Nous sommes paysans et restaurateurs, nous utilisons la fermentation et l'usage du feu qui sont à l'origine des méthodes de conservation, mais également des modes de révélation, de sublimation de la matière brute, riche de ses caractères d'origines. C'est une métamorphose, le passage d'une matière brute, simple à un état complexe et subtil.
Au cours de mes 45 années de carrières, je me suis attaché à comprendre le pays où je vivais, de le servir et avoir la capacité d'apporter ce témoignage aux quatre coins de la planète.
Les rencontres culturelles sont toujours très utiles et permettent d'expliquer que nous ne venons pas "vendre" un produit meilleur, mais nous venons proposer un témoignage d'un autre pays. Nous pouvons rencontrer toutes les composantes qui forment notre planète en explorant sa géographie par le voyage, en écoutant leurs musiques, en admirant l'architecture dédiée, en découvrant les végétaux, animaux, aliments ou boissons spécifiques à un terroir et leurs façons de les préparer et de les cuisiner.
Je ne suis pas à la tête d'une exploitation, je n'exploite rien ni personne, mais je suis le serviteur de terres et de territoires.
Je m'occupe de 75 000 pieds de vigne qui vivent dans des villages différents (crus ou finages) et dans des maisons différentes (parcelles ou lieux-dits).
Le tout occupe une surface de 8,5 ha.
La petite taille qui me permet de faire du cousu main.
Le dévouement de mes collaborateurs
La compréhension de ma famille
La possibilité de mettre en scène notre activité grâce à notre hôtel-restaurant qui accueille des personnes des 4 coins de la planète.
La rencontre avec de grands biologistes comme Jean Marie Pelt, Marc André Selosse, Claude Bourguignon, Gérard Ducerf, Masanobu Fukuoka (père de la permaculture) m'ont rendu sensible au biotope et à l'écosystème spécifique de la Champagne : c'est ce que nous pouvons appeler un terroir. Depuis, je cultive et je sers ce pays, ce paysage singulier, en bon paysan.

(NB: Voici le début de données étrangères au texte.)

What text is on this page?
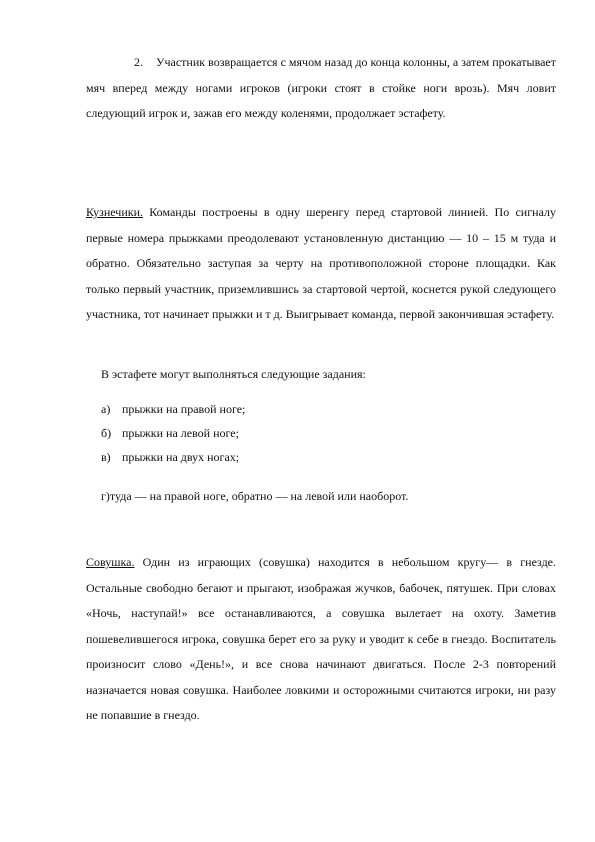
2. Участник возвращается с мячом назад до конца колонны, а затем прокатывает мяч вперед между ногами игроков (игроки стоят в стойке ноги врозь). Мяч ловит следующий игрок и, зажав его между коленями, продолжает эстафету.

Кузнечики. Команды построены в одну шеренгу перед стартовой линией. По сигналу первые номера прыжками преодолевают установленную дистанцию — 10 – 15 м туда и обратно. Обязательно заступая за черту на противоположной стороне площадки. Как только первый участник, приземлившись за стартовой чертой, коснется рукой следующего участника, тот начинает прыжки и т д. Выигрывает команда, первой закончившая эстафету.

В эстафете могут выполняться следующие задания:

а) прыжки на правой ноге;
б) прыжки на левой ноге;
в) прыжки на двух ногах;

г)туда — на правой ноге, обратно — на левой или наоборот.

Совушка. Один из играющих (совушка) находится в небольшом кругу— в гнезде. Остальные свободно бегают и прыгают, изображая жучков, бабочек, пятушек. При словах «Ночь, наступай!» все останавливаются, а совушка вылетает на охоту. Заметив пошевелившегося игрока, совушка берет его за руку и уводит к себе в гнездо. Воспитатель произносит слово «День!», и все снова начинают двигаться. После 2-3 повторений назначается новая совушка. Наиболее ловкими и осторожными считаются игроки, ни разу не попавшие в гнездо.
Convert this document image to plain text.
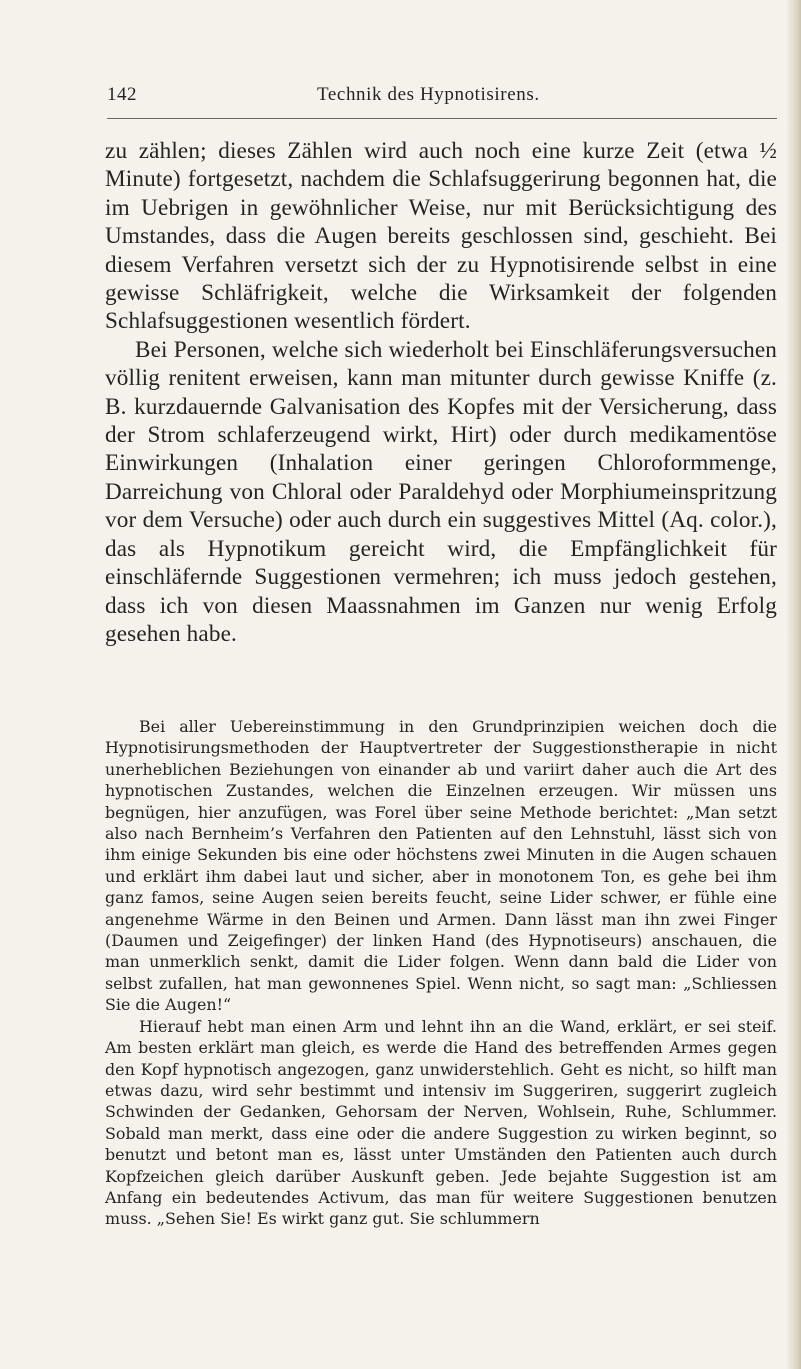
142	Technik des Hypnotisirens.

zu zählen; dieses Zählen wird auch noch eine kurze Zeit (etwa ½ Minute) fortgesetzt, nachdem die Schlafsuggerirung begonnen hat, die im Uebrigen in gewöhnlicher Weise, nur mit Berücksichtigung des Umstandes, dass die Augen bereits geschlossen sind, geschieht. Bei diesem Verfahren versetzt sich der zu Hypnotisirende selbst in eine gewisse Schläfrigkeit, welche die Wirksamkeit der folgenden Schlafsuggestionen wesentlich fördert.

Bei Personen, welche sich wiederholt bei Einschläferungsversuchen völlig renitent erweisen, kann man mitunter durch gewisse Kniffe (z. B. kurzdauernde Galvanisation des Kopfes mit der Versicherung, dass der Strom schlaferzeugend wirkt, Hirt) oder durch medikamentöse Einwirkungen (Inhalation einer geringen Chloroformmenge, Darreichung von Chloral oder Paraldehyd oder Morphiumeinspritzung vor dem Versuche) oder auch durch ein suggestives Mittel (Aq. color.), das als Hypnotikum gereicht wird, die Empfänglichkeit für einschläfernde Suggestionen vermehren; ich muss jedoch gestehen, dass ich von diesen Maassnahmen im Ganzen nur wenig Erfolg gesehen habe.

Bei aller Uebereinstimmung in den Grundprinzipien weichen doch die Hypnotisirungsmethoden der Hauptvertreter der Suggestionstherapie in nicht unerheblichen Beziehungen von einander ab und variirt daher auch die Art des hypnotischen Zustandes, welchen die Einzelnen erzeugen. Wir müssen uns begnügen, hier anzufügen, was Forel über seine Methode berichtet: „Man setzt also nach Bernheim’s Verfahren den Patienten auf den Lehnstuhl, lässt sich von ihm einige Sekunden bis eine oder höchstens zwei Minuten in die Augen schauen und erklärt ihm dabei laut und sicher, aber in monotonem Ton, es gehe bei ihm ganz famos, seine Augen seien bereits feucht, seine Lider schwer, er fühle eine angenehme Wärme in den Beinen und Armen. Dann lässt man ihn zwei Finger (Daumen und Zeigefinger) der linken Hand (des Hypnotiseurs) anschauen, die man unmerklich senkt, damit die Lider folgen. Wenn dann bald die Lider von selbst zufallen, hat man gewonnenes Spiel. Wenn nicht, so sagt man: „Schliessen Sie die Augen!“

Hierauf hebt man einen Arm und lehnt ihn an die Wand, erklärt, er sei steif. Am besten erklärt man gleich, es werde die Hand des betreffenden Armes gegen den Kopf hypnotisch angezogen, ganz unwiderstehlich. Geht es nicht, so hilft man etwas dazu, wird sehr bestimmt und intensiv im Suggeriren, suggerirt zugleich Schwinden der Gedanken, Gehorsam der Nerven, Wohlsein, Ruhe, Schlummer. Sobald man merkt, dass eine oder die andere Suggestion zu wirken beginnt, so benutzt und betont man es, lässt unter Umständen den Patienten auch durch Kopfzeichen gleich darüber Auskunft geben. Jede bejahte Suggestion ist am Anfang ein bedeutendes Activum, das man für weitere Suggestionen benutzen muss. „Sehen Sie! Es wirkt ganz gut. Sie schlummern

Ma première pensée est de respecter les indigènes (plantes, animaux, insectes, macro organismes, micro organismes, ...), de façon à ne pas "coloniser".
Avec le domaine viticole, je cherche à "capter" le savoir du lieu, par la sève.
Les deux mots ont la même étymologie comme les mots saveur, savon, sapide ou insipide. C'est une évidence pour un producteur de whisky, de bière ou de saké, l'eau donne le caractère. Ensuite, par la fermentation et l'élevage, je cherche à minéraliser, c'est à dire à oxyder, c'est à dire à user l'organique pour faire apparaître la saveur spécifique du lieu.
Ce qui est unique en Champagne est notre craie du Campanien qui est une sédimentation de squelettes microscopiques de zoo-plancton dû au retrait de la mer qui a piégé tous les macros, micros et oligo-éléments de la mer et en particulier le sodium et le magnésium. Les autres calcaires proviennent de la cristallisation du carbonate de calcium par refroidissement.
Avec le restaurant, nous cherchons à proposer à notre table la spécificité du repas français reconnue par l'UNESCO et les spécificités des produits champenois tant en nourritures qu'en boissons.